The Adventures of Bill and Bob is an American series of 16 silent one-reelers directed by Robert N. Bradbury and starring his sons, Bob and Bill. It was the first film Steele (Bob Bradbury, Jr) starred in. The series was produced by Cyrus J. Williams.

==Premise==
The Adventures of Bill and Bob was a series of 16 one-reelers from Pathé Exchange following twin boys, Bill and Bob, as they explore animal hunting and trapping efforts in the mountains. The individual titles included:

- The American Badger
- Capturing a Koala Bear
- Capturing the Canadian Lynx
- Civet Cat
- A Day in the wilds
- the fox
- The Mountain Lion
- Mysterious Tracks
- The Opossum
- Outwitting the Timber Wolf
- Secret Trails
- The Skunk
- Trailing the Coyote
- Trapping a Raccoon
- Trapping the Bobcat
- Trapping the Weasel

==Cast==
- Bob Steele as Bob (credited as Bob Bradbury Jr.)
- Bill Bradbury as Bill
- Jeanne Carpenter

== Production ==
In 1920, Bradbury filmed and directed a number of two-reelers that he had made of his boys, Bill and Bob. After showing these to friends, it was suggested that he produce them as an adventure series for children. They were released as a series of 16 one-reelers titled The Adventures of Bill and Bob. The series was only moderately successful because screenings were designed for children and thus were often withdrawn from theaters and instead shown in Sunday school groups and in schools.

== Reception ==
The films included scenes of hunting and trapping animals, which met with some negative reviews. For example, the Massachusetts Society for the Prevention of Cruelty to Animals wrote: "We know of no moving picture that has aroused such indignant protest from humane people all over the country as the one entitled The Adventures of Bill and Bob or The Capture of the Bob-Cat.  How it was ever permitted to pass any Board of Censors is a mystery." Coorespondence to The National Humane Review called it "cruel". Life wrote that while the films were "occasionally interesting", they included "a great many instanced of cruelty to animals, they can scarcely be recommended".

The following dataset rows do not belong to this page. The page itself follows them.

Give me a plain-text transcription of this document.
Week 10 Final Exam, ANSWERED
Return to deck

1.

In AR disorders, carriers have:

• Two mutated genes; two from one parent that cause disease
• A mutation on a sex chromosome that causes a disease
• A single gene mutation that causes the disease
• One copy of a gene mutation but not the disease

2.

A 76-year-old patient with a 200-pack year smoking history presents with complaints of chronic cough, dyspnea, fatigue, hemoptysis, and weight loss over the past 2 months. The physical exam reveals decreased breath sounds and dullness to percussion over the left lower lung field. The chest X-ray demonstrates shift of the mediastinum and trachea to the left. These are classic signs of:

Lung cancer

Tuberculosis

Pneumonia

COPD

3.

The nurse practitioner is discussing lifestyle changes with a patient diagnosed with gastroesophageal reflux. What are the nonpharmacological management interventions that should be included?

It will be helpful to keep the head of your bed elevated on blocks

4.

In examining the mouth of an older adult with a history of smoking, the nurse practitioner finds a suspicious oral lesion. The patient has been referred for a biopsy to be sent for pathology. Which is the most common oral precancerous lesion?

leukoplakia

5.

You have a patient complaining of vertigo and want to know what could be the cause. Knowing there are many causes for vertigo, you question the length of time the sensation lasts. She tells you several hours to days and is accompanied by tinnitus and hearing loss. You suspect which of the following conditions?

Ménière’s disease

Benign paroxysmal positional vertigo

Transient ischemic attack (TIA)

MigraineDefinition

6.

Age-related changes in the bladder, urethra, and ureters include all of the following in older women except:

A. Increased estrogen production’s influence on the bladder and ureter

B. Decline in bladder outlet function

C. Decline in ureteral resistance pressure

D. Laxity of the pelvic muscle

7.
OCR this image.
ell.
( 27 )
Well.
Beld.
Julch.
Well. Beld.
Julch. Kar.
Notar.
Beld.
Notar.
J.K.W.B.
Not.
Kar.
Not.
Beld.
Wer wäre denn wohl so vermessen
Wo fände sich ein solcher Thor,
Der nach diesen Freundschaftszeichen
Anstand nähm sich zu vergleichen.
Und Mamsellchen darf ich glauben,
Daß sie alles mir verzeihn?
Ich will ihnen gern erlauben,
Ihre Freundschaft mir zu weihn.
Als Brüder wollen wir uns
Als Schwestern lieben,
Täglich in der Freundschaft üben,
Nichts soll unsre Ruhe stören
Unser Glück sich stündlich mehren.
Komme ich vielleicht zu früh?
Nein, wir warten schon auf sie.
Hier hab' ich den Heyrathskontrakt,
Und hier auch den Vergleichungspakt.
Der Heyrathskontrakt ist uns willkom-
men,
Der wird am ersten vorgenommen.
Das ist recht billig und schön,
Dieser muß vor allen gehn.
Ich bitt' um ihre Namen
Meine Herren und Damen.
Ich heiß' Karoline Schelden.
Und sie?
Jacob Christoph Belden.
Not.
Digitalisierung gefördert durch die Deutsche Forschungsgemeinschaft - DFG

Not all reception was negative, however. The Canadian Motion Pictures Digest wrote of the episode Outwitting the Timber Wolf that "[like] previous offerings of these short subject features, this one abounds not only in thrills, but also beautiful natural outdoor scenery, and amusing instances as well". They further called it "great stuff, ideal for youngsters". The Musical Courier and Review praised the musical score's choice of Victor Herbert's Little Nemo for the overture, and further noted that the pictures were "a delight to boys and others of us who long for days in the woods.